A legal tug-o-war for several known bequests and other potential ones ensued after the school sold the station, KPLU, in 2016.
The new owners and operators of the station, now KNKX, argued that the donors wanted to support their local public radio station, not the university.
Stephen Tan, chairman of the station’s board of directors, said the three known bequests are $8,000, $12,000 and one in excess of $100,000.
“They supported KPLU, because that’s the radio station that they listened to,” he said.
KNKX sued last month in King County Superior Court, and on Thursday, Commissioner Henry Judson said the station should get the money.
The order he signed gives Friends of 88.5 FM — the group that runs the station — the three bequests, as well as any others made to “KPLU.”
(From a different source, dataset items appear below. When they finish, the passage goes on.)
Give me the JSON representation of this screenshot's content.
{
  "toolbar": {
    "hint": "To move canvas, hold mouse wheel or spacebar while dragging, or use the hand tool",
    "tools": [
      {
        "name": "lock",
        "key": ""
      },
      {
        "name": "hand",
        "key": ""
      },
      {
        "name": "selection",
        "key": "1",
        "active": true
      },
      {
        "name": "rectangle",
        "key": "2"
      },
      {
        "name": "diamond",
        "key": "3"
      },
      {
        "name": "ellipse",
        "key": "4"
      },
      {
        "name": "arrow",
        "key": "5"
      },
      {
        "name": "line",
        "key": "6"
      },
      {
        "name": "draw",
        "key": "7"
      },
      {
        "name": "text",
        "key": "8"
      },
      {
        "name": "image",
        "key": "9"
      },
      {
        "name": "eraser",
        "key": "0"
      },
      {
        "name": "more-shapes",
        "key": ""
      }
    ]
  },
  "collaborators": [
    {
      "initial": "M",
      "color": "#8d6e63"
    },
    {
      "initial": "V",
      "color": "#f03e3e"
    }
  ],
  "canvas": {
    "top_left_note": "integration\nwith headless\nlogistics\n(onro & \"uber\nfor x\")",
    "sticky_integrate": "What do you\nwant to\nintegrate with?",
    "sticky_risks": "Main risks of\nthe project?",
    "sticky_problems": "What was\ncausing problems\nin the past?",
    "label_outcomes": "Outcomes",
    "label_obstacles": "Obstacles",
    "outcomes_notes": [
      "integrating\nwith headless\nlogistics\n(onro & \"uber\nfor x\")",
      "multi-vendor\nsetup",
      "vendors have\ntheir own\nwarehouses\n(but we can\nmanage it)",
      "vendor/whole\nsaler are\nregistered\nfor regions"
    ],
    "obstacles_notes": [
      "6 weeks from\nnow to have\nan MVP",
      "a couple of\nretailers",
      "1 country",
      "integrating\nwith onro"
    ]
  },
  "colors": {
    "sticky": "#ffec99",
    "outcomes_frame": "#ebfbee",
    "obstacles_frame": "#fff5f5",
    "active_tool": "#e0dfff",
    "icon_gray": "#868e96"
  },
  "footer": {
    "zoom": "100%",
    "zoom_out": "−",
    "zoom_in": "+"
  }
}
PLU argued the donors died before the sale of the station, and that the school spent more on the station in the interim than the bequests combined. The donated funds have yet to be distributed.
The university plans to ask a Superior Court judge to review the decision, said Andrea McNeely, one of the attorneys representing PLU.
“Certainly we’ll follow the ruling of the Superior Court judge,” she said. “... We are interested in honoring the intent of the bequestor.”
The nonprofit Friends of 88.5 FM bought the station — known for blues, jazz and National Public Radio news programs — for $8 million in 2016.
PLU had planned to sell to the University of Washington, but a public protest and fund-raising effort by the station’s supporters changed that plan.
Friends of 88.5 was created, and the schools agreed to let the group buy the station instead. That kept it from being absorbed into the UW station, KUOW — another NPR affiliate.
PLU argued that, between January and August 2016, when the sale was finalized, it spent more than $1 million on KPLU.
“The testators gave money to PLU to use to support KPLU,” the university wrote in one of its court filings. “That is exactly what has happened.”
A personal representative for one of the estates agreed with using the bequest to offset those costs, the school said.
The station argued the school’s attempt to collect the bequests went against the donors’ wishes, and violated the terms of the sale.
“... it was the station, not the university’s general fund, that the decedents bequests are intended to support,” the lawsuit states.
In addition to directing the bequests to the station, the court also ordered PLU to pay the station’s attorney fees.